Wir haben es geschafft zu überleben, und wir freuen uns jetzt, unsere Gäste wiederzusehen, obwohl ich skeptisch bin, wie die Maßnahmen in die Tat umgesetzt werden können. Während des ersten Lockdowns haben uns die Gäste große Solidarität und Achtung gezeigt. Alle haben sich an die Maßnahmen gehalten und es gab keine Probleme. Ich hoffe, so wird es auch jetzt sein.

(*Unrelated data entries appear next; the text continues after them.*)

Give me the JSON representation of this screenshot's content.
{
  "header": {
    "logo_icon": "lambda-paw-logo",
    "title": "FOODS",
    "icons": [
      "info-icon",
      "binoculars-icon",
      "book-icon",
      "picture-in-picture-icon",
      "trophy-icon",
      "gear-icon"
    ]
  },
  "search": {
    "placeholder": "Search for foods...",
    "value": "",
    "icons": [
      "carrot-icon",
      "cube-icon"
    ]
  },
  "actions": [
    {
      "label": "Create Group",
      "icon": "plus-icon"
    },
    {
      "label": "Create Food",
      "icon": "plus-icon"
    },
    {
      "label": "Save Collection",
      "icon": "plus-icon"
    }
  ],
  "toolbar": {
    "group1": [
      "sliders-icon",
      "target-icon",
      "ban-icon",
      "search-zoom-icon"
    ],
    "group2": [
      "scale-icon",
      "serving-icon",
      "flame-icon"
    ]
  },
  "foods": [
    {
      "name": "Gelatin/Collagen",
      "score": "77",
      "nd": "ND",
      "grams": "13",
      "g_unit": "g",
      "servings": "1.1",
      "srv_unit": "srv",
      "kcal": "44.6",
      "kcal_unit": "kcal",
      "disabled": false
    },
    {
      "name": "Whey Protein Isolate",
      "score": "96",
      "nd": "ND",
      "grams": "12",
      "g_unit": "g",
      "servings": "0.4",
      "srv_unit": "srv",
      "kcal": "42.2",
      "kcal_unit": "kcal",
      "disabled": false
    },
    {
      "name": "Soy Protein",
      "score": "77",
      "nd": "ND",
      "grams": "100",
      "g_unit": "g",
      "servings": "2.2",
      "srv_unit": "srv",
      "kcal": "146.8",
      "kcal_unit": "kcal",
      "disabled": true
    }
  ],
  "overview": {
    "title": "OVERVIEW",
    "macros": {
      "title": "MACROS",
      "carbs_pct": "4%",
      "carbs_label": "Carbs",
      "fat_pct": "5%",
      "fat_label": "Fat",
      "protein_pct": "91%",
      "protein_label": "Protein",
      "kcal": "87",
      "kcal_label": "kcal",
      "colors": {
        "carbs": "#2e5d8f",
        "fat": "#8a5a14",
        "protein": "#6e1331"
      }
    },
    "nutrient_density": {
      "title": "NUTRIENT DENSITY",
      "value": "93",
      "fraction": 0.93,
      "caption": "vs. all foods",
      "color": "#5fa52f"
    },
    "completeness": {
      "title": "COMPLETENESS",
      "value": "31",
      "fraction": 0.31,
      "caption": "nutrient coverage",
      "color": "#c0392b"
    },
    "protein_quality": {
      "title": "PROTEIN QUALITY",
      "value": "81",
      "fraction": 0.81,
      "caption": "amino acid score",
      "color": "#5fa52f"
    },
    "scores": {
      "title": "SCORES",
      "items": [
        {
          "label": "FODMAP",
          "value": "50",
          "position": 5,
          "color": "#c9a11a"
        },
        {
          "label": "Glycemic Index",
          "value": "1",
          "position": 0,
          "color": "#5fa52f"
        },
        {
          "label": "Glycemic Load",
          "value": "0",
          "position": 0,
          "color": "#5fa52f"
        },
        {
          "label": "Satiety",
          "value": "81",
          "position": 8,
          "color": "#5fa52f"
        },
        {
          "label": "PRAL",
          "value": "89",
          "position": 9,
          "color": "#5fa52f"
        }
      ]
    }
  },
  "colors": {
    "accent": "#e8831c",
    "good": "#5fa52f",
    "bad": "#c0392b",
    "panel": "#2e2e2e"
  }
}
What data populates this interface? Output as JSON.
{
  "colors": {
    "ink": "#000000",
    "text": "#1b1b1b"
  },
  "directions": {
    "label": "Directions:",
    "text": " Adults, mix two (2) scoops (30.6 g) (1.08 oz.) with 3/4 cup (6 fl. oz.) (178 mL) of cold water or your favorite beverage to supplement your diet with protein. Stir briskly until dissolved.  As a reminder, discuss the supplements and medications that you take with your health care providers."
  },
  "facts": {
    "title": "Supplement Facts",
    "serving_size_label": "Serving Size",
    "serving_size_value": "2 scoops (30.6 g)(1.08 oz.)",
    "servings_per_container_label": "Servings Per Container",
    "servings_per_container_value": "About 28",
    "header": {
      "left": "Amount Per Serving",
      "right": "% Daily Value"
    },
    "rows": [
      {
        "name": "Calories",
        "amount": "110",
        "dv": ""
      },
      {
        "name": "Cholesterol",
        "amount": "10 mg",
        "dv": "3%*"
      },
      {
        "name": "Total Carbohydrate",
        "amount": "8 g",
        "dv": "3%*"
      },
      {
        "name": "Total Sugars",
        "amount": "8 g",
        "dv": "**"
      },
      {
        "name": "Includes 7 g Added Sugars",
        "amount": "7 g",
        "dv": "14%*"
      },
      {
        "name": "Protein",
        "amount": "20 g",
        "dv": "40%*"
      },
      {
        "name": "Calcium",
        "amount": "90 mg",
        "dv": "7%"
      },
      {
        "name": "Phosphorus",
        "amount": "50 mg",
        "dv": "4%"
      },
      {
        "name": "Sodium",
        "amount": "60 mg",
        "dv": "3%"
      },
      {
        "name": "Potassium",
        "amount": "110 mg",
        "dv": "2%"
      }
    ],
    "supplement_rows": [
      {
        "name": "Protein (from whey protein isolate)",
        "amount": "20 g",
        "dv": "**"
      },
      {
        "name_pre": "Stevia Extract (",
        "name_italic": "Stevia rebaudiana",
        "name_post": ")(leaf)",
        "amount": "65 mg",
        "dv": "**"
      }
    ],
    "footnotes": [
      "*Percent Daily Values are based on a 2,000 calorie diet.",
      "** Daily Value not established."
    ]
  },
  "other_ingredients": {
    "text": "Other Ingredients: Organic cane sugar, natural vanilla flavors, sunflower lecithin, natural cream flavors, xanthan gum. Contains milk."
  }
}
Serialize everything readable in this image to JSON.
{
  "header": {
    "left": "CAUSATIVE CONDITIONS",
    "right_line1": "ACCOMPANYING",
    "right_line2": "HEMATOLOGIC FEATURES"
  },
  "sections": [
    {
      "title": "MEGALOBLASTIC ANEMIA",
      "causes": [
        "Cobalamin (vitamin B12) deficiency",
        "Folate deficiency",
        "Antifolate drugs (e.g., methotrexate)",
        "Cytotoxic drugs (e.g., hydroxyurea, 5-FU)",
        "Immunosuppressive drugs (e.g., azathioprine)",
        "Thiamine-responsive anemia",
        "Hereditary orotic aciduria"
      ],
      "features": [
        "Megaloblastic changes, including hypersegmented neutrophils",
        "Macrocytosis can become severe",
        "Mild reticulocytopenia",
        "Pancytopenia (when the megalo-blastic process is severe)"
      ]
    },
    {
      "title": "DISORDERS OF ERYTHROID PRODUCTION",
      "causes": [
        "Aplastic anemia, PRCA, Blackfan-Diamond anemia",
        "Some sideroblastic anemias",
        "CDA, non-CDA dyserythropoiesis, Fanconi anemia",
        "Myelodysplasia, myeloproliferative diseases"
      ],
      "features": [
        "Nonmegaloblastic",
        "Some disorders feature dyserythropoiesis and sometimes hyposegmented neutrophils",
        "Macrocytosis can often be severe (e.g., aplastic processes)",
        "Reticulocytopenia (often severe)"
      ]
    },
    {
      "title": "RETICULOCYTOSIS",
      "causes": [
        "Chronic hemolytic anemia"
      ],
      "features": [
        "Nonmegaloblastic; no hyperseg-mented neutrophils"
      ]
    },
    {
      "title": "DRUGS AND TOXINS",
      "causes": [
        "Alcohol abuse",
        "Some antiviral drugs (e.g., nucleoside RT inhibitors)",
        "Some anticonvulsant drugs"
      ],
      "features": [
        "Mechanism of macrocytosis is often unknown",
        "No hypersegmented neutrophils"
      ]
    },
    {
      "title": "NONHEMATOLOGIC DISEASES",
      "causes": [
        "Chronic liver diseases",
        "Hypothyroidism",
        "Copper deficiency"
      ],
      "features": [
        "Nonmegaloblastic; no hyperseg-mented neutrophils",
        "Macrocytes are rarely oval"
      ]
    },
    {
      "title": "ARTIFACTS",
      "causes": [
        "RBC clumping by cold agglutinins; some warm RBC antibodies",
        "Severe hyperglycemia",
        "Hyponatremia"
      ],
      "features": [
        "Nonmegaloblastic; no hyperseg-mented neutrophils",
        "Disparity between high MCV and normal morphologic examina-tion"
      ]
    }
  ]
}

Wir sind alle in derselben Situation und müssen uns gegenseitig unterstützen, unabhängig von unseren Standpunkten.

Sebiha Zečić

Meine Botschaft an alle ist, solidarisch zu sein, die Spaltungen zu überwinden, die in der Gesellschaft entstanden sind, und das freundliche und höfliche Miteinander zu bewahren, für das Wien bekannt ist. Wir sind alle in derselben Situation und müssen uns gegenseitig unterstützen, unabhängig von unseren Standpunkten: Was gut ist für die anderen, ist auch für mich gut, und umgekehrt. Ich hoffe, dass die Gäste für uns Gastronomen Verständnis aufbringen können, wenn es um die Maßnahmen geht, denn wir haben sie uns nicht ausgesucht.”